CARACAS, (Reuters) – Huge queues at supermarkets and shortages of basic products have become the norm in Venezuela over the last year – and the most needy are increasingly at the sharp edge.
Workers at soup kitchens for the homeless and hungry face an ever-more difficult task to find rice, lentils, flour and other staples to provide a free daily hot meal.
“I queue for hours every day because you can only get one thing one day, another the next,” said Fernanda Bolivar, 54, who has worked for 11 years at the church-supported “Mother Teresa” soup kitchen in a back-street of downtown Caracas.
“The situation’s got terrible in the last year,” she said, in a dingy kitchen at the center named for the Roman Catholic nun who helped the poor and dying in India.
Inspired to help because of her own experience of going hungry a decade ago, Bolivar cooks lunch every day for the 50 or so people who sit on long concrete tables inside the dimly-lit refuge that often gets flooded during the rainy season.
To get the ingredients, like many other Venezue-lan shoppers, she rises at 4 a.m. to start queueing – normally for several hours – at a supermarket nearby with hundreds of others. A number marking her place in the queues is scrawled on her hand.

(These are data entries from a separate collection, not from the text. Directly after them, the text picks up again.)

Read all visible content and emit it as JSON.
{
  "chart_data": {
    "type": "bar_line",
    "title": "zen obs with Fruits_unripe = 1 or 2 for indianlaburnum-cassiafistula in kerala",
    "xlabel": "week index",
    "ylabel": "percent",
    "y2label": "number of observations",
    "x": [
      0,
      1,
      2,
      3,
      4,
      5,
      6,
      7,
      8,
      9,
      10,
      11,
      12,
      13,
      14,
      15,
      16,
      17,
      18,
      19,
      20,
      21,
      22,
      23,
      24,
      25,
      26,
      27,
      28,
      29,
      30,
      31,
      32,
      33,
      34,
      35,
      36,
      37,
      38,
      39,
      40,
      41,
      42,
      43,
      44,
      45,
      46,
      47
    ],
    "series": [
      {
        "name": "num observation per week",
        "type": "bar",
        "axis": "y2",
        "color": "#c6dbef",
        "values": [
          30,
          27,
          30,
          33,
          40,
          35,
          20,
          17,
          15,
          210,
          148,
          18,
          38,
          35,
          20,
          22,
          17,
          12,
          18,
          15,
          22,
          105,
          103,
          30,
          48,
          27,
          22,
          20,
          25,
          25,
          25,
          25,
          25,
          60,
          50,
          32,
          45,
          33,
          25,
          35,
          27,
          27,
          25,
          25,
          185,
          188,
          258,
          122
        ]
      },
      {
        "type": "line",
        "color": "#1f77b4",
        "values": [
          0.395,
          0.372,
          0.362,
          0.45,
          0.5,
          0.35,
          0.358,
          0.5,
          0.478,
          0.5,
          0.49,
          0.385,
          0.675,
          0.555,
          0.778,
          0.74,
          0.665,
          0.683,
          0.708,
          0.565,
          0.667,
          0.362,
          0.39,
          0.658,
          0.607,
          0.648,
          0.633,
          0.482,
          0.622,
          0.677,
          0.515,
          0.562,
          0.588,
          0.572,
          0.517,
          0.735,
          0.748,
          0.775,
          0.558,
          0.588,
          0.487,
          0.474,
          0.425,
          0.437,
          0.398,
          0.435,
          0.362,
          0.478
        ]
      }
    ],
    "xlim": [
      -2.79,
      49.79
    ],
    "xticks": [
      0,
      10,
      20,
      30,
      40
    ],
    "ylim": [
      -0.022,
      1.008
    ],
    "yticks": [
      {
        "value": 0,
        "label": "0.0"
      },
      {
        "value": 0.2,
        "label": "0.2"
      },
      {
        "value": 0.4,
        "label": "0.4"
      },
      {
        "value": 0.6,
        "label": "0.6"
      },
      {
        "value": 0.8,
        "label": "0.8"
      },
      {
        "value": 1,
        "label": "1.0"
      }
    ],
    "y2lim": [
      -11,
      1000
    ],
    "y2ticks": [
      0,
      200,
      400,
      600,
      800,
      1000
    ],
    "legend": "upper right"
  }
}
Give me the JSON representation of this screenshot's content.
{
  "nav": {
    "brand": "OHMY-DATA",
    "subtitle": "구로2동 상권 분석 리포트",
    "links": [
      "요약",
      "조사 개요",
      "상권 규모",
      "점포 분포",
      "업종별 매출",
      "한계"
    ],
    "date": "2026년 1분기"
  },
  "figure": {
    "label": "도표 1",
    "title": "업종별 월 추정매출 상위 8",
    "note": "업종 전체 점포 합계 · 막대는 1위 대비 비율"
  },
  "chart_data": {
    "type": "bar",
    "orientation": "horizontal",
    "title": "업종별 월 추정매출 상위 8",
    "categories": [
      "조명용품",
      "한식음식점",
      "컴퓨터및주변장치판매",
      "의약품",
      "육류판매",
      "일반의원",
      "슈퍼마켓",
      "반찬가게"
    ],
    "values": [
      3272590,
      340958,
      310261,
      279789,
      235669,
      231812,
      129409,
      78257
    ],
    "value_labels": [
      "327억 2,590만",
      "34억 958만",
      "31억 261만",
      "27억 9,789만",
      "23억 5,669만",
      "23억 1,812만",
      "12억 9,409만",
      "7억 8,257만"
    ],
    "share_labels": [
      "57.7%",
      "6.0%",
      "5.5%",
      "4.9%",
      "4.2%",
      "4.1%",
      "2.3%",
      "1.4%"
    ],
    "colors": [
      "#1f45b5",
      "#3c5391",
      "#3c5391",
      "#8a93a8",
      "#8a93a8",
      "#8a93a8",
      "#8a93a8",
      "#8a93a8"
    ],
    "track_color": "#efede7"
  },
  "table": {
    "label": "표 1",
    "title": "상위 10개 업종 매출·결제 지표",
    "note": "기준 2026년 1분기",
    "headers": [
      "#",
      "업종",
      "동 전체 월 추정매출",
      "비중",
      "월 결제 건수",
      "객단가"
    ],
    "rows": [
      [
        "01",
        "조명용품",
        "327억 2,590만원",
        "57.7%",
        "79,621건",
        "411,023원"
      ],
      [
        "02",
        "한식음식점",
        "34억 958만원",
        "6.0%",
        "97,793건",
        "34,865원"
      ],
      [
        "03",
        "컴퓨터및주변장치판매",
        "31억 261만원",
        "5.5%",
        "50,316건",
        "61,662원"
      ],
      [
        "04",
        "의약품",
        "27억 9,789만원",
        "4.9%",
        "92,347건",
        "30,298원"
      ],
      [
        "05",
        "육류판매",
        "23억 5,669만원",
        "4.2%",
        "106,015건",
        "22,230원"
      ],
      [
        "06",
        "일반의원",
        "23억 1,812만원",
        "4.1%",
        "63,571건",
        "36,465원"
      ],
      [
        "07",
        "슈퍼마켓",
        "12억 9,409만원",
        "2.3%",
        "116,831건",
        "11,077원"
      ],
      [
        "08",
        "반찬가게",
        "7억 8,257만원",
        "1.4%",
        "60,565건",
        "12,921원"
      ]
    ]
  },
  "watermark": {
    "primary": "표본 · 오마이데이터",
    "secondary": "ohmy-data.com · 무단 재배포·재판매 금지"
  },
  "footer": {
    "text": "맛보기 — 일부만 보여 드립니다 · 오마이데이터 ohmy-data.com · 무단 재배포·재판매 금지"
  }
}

Opponents of President Nicolas Maduro’s government say the queues are a national embarrassment and symbol of failed socialist economics similar to the old Soviet Union.
But officials say businessmen are deliberately hoarding products as part of an “economic war” against him. They point to popular social welfare programs, and a halving of poverty levels since Maduro’s predecessor Hugo Chavez came to power in 1999, as evidence that Venezuela’s poor are better cared for than ever.